Duplicate Content w/ Cart

Running 3.0.X



So… noticed today Google Webmaster Tools has flagged me for duplicate content, duplicate titles, keywords. Most of this is because of computer generated links.



For instance, I created a location in blocks for showcasing 6 pages of testimonials.



The location itself asked me for a title, keywords, etc.



BUT now, when I go to:



index.php?dispatch=discussion.view&thread_id=368#ty%3Bpagination_contents_comments_0%3B%2Findex.php%3Fdispatch%3Ddiscussion.view%26thread_id%3D368%26selected_section%3Ddiscussion%26page%3D2



… the same meta tags are generated here:



index.php?dispatch=discussion.view&thread_id=368#ty%3Bpagination_contents_comments_0%3B%2Findex.php%3Fdispatch%3Ddiscussion.view%26thread_id%3D368%26selected_section%3Ddiscussion%26page%3D4



The first page is page 2 and the first is page 4 of testimonials.
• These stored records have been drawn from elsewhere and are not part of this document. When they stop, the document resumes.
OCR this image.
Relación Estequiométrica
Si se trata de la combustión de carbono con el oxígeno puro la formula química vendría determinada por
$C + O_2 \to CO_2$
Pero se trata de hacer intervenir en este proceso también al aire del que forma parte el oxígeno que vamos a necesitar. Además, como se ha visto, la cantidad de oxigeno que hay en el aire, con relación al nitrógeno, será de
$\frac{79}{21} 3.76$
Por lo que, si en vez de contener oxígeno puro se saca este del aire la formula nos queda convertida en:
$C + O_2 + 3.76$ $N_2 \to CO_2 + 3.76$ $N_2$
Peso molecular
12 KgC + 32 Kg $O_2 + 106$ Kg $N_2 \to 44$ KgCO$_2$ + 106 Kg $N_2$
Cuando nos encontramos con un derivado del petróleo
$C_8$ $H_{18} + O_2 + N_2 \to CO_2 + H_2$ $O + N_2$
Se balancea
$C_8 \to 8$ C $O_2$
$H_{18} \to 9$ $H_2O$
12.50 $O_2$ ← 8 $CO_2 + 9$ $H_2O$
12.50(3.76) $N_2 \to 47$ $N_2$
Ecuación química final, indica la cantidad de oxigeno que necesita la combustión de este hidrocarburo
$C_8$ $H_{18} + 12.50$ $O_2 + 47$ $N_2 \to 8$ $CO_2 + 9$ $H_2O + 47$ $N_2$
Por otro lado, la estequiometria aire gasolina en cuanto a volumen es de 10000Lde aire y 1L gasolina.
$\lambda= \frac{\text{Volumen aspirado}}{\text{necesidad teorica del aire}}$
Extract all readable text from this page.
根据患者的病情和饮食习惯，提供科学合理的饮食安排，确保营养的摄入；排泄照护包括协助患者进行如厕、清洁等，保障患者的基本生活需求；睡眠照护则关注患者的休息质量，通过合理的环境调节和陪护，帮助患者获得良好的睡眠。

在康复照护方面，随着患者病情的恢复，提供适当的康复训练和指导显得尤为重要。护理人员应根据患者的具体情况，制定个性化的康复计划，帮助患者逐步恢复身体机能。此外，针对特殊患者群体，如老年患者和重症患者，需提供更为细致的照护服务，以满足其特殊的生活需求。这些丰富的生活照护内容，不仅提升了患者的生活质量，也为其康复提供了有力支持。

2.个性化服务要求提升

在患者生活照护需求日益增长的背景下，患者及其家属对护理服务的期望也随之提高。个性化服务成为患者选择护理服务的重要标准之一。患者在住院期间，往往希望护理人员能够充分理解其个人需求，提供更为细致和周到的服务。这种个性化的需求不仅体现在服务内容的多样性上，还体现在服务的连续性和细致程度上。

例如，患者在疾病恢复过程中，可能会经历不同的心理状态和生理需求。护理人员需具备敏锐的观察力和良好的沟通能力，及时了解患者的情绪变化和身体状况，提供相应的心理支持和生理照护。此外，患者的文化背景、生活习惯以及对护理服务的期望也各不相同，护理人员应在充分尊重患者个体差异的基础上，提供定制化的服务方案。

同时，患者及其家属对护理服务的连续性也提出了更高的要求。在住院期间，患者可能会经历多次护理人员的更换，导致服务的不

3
The difference in the url is: 3D2 vs. 3D4, yet it is a different spidered url which shows the same title bar. With GWT, this is a concern. Also noticed it has flagged these two:



/category/sub-category/

/category/sub-category/?sort_by=position&sort_order=asc



Basically, the second one is the same page but has had “?sort_by=position&sort_order=asc” added to it and now Google sees it as a second page. Yet, it shows same title, keyword and description and I am getting flagged for duplicate content.



Please help!

There are several addons for canonical urls which is reported to fix this issue.

Thanks @requincreative. I installed a canonical addon but it does not do that feature.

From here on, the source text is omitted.